During the intervening period, I’ve traveled America from coast to coast, sharing the work I wrote while in Iraq with audiences all over the country. I’ve read with a translator in Augsburg, Germany, at a Bertolt Brecht festival. I’ve been to Amsterdam and Paris and Mont St. Michel on the French coastline. Michelle, my girlfriend, and I rented a car and drove all over Ireland. As I mentioned in another post, I returned to Ireland and read at a prison in Galway, too.

And it doesn’t end there. I’m considering a trip in May to Sweden, Lithuania, Ukraine and Russia. A friend of mine wants to meet up at his family home in Greece next summer, where he has an old clunker of a car, so that we can drive up into the Balkans, hoping to visit Hansi, an old translator I met in Bosnia-Herzegovina while serving as a NATO peacekeeper there.
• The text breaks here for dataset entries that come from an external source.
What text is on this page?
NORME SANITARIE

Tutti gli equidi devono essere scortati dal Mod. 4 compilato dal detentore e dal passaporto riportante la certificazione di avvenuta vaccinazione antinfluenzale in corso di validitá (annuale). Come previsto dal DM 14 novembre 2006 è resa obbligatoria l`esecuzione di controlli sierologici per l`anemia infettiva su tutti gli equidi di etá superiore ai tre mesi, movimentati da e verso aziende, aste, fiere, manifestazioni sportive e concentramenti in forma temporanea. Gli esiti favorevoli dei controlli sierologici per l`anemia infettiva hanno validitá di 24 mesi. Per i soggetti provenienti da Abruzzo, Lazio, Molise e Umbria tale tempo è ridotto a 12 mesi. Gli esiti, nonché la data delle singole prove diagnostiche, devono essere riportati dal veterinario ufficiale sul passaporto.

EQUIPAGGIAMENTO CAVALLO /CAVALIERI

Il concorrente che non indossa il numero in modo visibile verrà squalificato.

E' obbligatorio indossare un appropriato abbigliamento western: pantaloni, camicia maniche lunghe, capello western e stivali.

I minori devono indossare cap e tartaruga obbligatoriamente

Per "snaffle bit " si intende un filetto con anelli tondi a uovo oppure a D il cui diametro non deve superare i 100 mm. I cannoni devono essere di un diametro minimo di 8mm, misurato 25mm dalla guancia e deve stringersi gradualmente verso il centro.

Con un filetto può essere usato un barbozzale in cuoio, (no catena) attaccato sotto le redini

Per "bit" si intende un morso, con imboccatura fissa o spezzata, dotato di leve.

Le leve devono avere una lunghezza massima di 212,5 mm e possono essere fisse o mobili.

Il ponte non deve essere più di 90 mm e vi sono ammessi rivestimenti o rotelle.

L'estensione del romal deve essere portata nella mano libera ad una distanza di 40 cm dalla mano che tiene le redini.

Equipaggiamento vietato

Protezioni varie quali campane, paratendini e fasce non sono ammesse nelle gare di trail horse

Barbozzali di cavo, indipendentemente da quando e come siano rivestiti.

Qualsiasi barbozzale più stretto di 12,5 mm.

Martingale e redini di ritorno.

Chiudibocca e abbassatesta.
When I first returned to civilian life I cobbled together four jobs — from electrical work to throwing newspapers before dawn — in order to make ends meet. I’m now teaching part-time at a local college and traveling nearly every month to meet interesting and challenging people who are concerned with the way things are in the world.
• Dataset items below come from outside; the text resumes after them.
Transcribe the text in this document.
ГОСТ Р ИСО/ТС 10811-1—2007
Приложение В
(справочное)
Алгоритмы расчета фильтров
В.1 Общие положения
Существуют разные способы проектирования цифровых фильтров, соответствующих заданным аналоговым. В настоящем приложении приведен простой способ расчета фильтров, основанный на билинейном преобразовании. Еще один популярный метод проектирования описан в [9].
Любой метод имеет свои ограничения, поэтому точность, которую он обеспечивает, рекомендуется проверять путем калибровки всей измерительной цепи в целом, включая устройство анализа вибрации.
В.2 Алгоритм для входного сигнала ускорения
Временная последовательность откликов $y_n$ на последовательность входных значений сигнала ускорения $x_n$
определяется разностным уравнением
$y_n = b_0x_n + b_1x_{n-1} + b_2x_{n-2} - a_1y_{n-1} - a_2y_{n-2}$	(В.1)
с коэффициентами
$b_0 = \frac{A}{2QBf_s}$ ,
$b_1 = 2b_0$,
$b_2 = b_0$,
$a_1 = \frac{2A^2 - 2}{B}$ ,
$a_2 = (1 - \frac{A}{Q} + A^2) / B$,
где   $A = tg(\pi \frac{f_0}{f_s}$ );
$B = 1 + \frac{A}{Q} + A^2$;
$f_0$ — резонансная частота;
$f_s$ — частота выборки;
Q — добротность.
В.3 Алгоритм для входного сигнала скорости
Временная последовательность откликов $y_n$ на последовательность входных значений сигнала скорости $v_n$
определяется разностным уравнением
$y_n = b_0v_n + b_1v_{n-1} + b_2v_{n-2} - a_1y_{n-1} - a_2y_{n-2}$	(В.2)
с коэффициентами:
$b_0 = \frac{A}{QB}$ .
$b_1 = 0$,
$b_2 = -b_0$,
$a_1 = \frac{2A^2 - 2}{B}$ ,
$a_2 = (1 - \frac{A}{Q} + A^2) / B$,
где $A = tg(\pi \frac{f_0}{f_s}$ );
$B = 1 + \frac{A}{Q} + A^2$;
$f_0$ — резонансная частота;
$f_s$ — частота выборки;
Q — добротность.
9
I’m also working on a nonfiction book about my year in Iraq and researching Uganda for another. I also plan to work on a collection of poems about Cuba. Inspired by my fellow writers here at Home Fires, I hope to start a Web page when I return from Africa so that I can stay in touch and share my work with all who might be interested. (You will soon be able to go to my publisher’s site, www.alicejamesbooks.org, and click on my author page to find a link to my new Web page.)

I’m hoping all of this helps you to see where I’ve been lately and where I hope to go. But even more than that, with the Independence Day holiday here this week, I want to highlight something else, too.

Many people will be eating barbecued chicken and drinking beer or lemonade while watching fireworks fall in a glissando of color in the night sky above them this week. There will be arrests for disorderly conduct and my buddy Bill will play “The Star-Spangled Banner” at midnight with his Les Paul guitar plugged in to two Marshall stacks turned up loud enough to blow the dust off the moon, just as he does every year.

I have vowed to myself that this year, at midnight when those chords are ringing out into the atmosphere, I will pause for a moment to take stock of myself and of our country. I know I’ll be thinking about the soldiers I served with in Iraq who are now serving there again. I’ll be hoping for their safe return. I’ll be looking back on the incredible life I’ve been given since I’ve returned and of all the friends and family that have made it possible. And although it is a uniquely American holiday, on the Fourth I’ll be thinking about citizenship on a global scale. I’ll be thinking about humanity and the bonds which unite us with one another, regardless of the lines that appear superimposed on the maps we live by.

What can I do to make those bonds stronger and healthier? Each day I am given waits patiently for my response.